Sammy T's in Fredericksburg, Virginia

After lunch, we headed to Mary Washington, now a university, for a look around. The campus was eerily quiet at 1 in the afternoon. We surmised that the students were still sleeping off Friday night. I tried (and failed) to remember how I spent a typical Saturday all those years ago. We sat under the porticos of both dorms where we lived, our conversation dancing and laughing onto old friends and stories and dreads and enemies. Place has a way of bringing certain memories into focus. We stopped in the bookstore to buy souvenirs, and the student cashier, in jean shorts and a t-shirt, looked no different than her predecessors of 25 years ago. She asked when we graduated, and at the answer gasped and told us it three years before she was born.  Evidently alumni seem just as old to students today as they did in the early 1990s.

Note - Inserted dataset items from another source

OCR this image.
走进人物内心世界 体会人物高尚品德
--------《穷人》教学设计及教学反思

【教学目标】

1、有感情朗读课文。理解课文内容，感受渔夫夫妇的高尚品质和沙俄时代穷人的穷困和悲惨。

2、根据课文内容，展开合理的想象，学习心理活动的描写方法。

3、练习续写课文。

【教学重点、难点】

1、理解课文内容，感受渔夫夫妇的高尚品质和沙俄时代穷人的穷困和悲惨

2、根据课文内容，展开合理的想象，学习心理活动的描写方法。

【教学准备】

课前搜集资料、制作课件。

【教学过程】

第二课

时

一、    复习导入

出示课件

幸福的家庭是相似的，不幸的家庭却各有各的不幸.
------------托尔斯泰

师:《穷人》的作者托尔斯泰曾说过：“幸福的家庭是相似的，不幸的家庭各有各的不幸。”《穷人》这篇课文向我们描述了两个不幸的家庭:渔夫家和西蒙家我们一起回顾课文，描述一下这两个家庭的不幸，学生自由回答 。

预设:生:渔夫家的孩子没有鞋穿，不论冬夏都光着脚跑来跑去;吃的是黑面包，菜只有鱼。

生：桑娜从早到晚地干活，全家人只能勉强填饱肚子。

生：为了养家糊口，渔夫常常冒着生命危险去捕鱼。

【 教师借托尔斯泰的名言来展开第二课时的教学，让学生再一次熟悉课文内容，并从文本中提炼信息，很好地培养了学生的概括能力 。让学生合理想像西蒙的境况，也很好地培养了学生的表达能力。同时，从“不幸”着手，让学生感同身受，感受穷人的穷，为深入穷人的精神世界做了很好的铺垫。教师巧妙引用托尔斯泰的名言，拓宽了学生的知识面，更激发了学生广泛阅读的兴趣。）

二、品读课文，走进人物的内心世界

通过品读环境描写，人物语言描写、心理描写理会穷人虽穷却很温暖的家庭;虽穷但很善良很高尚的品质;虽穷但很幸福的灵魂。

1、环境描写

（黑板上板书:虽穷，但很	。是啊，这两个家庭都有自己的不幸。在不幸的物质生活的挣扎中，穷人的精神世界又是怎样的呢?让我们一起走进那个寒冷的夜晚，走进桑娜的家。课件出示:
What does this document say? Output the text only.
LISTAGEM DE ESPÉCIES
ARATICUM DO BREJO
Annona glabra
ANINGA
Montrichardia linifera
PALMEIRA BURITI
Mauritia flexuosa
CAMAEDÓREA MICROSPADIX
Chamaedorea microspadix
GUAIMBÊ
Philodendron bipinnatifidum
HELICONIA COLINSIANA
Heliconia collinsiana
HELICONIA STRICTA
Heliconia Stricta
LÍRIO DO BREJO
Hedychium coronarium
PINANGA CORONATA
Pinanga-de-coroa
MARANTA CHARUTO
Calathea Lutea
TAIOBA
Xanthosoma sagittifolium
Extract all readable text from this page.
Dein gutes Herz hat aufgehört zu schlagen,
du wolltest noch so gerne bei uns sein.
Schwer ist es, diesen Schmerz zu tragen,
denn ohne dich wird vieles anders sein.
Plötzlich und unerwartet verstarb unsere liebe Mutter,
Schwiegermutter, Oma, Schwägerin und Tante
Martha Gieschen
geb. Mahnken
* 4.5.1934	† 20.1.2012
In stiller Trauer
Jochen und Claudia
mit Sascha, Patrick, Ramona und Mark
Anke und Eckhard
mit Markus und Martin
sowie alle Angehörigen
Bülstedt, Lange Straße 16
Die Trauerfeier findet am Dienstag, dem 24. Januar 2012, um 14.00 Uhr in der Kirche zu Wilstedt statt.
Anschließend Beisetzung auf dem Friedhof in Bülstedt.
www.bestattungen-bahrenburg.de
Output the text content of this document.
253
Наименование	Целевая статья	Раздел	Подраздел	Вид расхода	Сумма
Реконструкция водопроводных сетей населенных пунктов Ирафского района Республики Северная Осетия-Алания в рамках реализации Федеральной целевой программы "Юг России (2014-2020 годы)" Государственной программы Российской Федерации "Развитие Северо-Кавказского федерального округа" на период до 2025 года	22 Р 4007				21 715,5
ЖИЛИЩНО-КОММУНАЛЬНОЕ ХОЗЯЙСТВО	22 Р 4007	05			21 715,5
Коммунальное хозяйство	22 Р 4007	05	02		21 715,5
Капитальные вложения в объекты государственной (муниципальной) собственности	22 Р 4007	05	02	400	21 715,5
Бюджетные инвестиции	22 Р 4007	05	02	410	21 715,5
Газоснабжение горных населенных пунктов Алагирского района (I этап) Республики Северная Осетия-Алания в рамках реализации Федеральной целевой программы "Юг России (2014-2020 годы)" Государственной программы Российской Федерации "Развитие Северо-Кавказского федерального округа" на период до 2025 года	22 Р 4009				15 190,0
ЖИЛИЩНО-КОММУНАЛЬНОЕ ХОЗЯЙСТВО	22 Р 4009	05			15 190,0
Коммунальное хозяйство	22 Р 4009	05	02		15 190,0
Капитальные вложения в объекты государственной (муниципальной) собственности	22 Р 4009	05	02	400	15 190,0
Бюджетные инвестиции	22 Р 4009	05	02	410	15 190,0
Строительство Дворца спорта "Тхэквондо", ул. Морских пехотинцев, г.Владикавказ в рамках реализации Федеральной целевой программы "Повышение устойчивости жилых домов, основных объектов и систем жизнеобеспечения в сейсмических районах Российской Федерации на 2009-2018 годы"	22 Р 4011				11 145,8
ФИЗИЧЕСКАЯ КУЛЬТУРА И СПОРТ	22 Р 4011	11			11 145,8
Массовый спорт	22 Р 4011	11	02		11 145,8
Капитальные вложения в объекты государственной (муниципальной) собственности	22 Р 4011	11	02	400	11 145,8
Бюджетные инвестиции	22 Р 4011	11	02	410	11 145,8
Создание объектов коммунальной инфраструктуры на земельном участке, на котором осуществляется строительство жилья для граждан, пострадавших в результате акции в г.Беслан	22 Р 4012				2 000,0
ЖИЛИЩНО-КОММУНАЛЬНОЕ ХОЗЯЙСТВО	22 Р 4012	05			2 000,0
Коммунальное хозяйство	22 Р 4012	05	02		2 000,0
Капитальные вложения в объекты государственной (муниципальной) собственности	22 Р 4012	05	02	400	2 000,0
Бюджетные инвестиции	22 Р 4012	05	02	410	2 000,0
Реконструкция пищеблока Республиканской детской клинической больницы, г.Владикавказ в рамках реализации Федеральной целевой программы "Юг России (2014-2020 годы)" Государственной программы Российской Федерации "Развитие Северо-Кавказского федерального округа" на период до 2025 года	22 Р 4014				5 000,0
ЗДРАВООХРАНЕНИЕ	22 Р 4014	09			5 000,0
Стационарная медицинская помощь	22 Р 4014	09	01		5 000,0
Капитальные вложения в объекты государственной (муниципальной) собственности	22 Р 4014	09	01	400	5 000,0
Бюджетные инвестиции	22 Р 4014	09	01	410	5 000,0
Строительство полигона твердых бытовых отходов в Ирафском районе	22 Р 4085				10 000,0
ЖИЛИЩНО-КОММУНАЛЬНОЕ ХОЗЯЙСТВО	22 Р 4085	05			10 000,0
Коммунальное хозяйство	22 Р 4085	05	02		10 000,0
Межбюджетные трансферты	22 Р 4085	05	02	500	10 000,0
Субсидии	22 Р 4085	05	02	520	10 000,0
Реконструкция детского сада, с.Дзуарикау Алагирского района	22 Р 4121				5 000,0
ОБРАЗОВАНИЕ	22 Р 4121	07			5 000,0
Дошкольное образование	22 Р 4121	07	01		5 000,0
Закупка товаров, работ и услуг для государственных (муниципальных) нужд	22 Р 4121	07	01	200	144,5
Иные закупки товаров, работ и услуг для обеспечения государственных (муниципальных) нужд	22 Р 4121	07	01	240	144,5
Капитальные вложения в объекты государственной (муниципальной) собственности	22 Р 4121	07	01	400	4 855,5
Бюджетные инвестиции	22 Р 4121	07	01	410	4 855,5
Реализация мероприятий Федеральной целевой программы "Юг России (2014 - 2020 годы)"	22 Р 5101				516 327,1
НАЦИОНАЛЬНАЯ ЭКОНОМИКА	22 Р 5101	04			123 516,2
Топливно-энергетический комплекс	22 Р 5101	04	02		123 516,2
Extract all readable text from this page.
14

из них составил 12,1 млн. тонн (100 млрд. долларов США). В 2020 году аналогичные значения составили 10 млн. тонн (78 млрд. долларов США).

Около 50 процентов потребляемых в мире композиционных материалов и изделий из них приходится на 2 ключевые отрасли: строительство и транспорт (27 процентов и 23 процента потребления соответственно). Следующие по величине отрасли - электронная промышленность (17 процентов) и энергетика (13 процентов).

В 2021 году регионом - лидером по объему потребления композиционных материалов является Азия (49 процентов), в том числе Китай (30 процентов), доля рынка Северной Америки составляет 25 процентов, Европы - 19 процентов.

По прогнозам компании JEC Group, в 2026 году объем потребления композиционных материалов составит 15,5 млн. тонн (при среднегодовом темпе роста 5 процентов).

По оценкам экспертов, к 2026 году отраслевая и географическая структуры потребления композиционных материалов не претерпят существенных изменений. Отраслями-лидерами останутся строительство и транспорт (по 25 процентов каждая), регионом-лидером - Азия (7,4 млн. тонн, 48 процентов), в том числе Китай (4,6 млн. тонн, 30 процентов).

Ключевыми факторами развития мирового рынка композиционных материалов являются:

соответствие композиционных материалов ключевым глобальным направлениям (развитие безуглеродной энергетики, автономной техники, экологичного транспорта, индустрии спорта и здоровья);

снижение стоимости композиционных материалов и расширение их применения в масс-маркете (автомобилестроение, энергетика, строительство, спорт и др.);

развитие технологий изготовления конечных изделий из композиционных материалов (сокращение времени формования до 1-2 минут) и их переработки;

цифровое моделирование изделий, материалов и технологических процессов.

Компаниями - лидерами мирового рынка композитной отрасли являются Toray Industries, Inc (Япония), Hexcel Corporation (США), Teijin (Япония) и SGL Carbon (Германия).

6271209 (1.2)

Westmoreland Hall, Mary Washington College
Sitting in front of Westmoreland Hall, where we lived sophomore and junior years

Time has not touched Mary Washington a great deal since we left it. Yes, there are new buildings and gone buildings, but the school’s pervasive Jeffersonian revival style architecture works wonders at dimming those differences. I still am not sure what time the place where I spent four bright and anticipatory years is, but until the brick paths and we who walked them are gone, it belongs to us.